I called up my dear one, the one who had been through an eating disorder, depression, chronic pain, and so many other things herself, and tearfully pled with her to tell me that I was going to be okay.  This is what she told me with absolute confidence in her voice:  You are going to be okay.  Either you will get better or you will learn to deal with it better.  

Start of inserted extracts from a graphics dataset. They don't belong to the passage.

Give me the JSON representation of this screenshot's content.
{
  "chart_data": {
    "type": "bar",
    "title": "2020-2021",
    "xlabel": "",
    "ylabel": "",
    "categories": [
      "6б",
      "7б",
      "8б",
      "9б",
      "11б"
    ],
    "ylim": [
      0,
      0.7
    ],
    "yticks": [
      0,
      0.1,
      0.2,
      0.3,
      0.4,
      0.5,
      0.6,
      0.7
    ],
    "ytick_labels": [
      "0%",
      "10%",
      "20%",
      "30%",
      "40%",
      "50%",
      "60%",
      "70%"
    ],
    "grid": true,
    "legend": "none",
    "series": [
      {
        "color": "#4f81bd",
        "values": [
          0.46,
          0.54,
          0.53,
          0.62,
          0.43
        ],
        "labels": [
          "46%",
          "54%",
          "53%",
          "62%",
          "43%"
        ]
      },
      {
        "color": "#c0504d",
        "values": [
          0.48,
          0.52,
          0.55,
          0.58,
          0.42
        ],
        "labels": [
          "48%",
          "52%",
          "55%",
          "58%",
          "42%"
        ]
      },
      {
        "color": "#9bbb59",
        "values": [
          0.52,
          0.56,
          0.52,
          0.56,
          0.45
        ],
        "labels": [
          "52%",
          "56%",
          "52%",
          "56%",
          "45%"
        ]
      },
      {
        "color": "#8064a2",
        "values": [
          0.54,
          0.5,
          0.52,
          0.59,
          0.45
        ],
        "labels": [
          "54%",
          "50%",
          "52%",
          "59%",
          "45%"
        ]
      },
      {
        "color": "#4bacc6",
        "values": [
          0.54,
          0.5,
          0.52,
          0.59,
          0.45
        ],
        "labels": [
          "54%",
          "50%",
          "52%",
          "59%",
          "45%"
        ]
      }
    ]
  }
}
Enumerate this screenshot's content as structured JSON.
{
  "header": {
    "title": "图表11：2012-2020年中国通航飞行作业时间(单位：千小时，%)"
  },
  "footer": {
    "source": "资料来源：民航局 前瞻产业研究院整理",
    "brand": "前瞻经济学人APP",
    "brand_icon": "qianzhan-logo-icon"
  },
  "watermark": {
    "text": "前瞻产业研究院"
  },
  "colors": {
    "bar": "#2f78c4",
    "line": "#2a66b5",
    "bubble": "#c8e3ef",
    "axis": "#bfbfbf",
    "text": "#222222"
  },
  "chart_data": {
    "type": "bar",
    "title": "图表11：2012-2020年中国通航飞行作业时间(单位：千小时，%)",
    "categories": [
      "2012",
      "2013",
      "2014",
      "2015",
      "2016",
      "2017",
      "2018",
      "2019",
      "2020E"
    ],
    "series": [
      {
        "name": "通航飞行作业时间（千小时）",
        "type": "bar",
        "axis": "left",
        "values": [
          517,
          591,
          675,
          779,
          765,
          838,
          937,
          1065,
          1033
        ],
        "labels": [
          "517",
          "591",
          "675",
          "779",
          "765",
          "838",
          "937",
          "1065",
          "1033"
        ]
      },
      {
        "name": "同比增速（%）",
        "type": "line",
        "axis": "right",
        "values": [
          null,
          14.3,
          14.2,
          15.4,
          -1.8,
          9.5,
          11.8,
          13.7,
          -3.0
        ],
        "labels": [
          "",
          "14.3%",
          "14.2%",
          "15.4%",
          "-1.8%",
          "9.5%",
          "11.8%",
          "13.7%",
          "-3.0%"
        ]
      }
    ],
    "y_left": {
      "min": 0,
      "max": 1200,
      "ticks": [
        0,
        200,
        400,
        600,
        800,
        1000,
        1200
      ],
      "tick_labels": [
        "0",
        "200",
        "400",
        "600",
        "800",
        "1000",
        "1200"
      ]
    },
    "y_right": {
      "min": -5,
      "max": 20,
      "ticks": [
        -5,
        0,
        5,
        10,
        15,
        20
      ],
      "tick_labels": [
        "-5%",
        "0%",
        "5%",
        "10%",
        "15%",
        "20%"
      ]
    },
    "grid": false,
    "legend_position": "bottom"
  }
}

It's was so simple and yet it meant the world to me.  It meant that no matter how shitty I felt or what I was going through, either the issue would resolve or I would learn the strategies and shortcuts I needed to adapt to my altered life.  And this wisdom came from a person who I KNEW had lived it herself - as Ranier Maria Rilke would put it, had live the questions and gradually lived her way through to the answers .

These are the things that I remember to tell myself now:  You're learning how to hold everything you treasure in an open palm rather than a death grip, and you'll never learn it perfectly, and that's okay because you're human.  Even if you can't predict what the world will throw at you or embrace you with, you know on your best days that you've got to live in the moment and savor the fleeting beauty crammed into it.  On your worst days, you can hold onto the knowledge (or ask your dear ones to remind you) that you've made it this far and that it's damn near impossible (like neurobiogically impossible) that you will feel EXACTLY THE SAME every day for the rest of your life.  Let go, breathe, say YES to it all.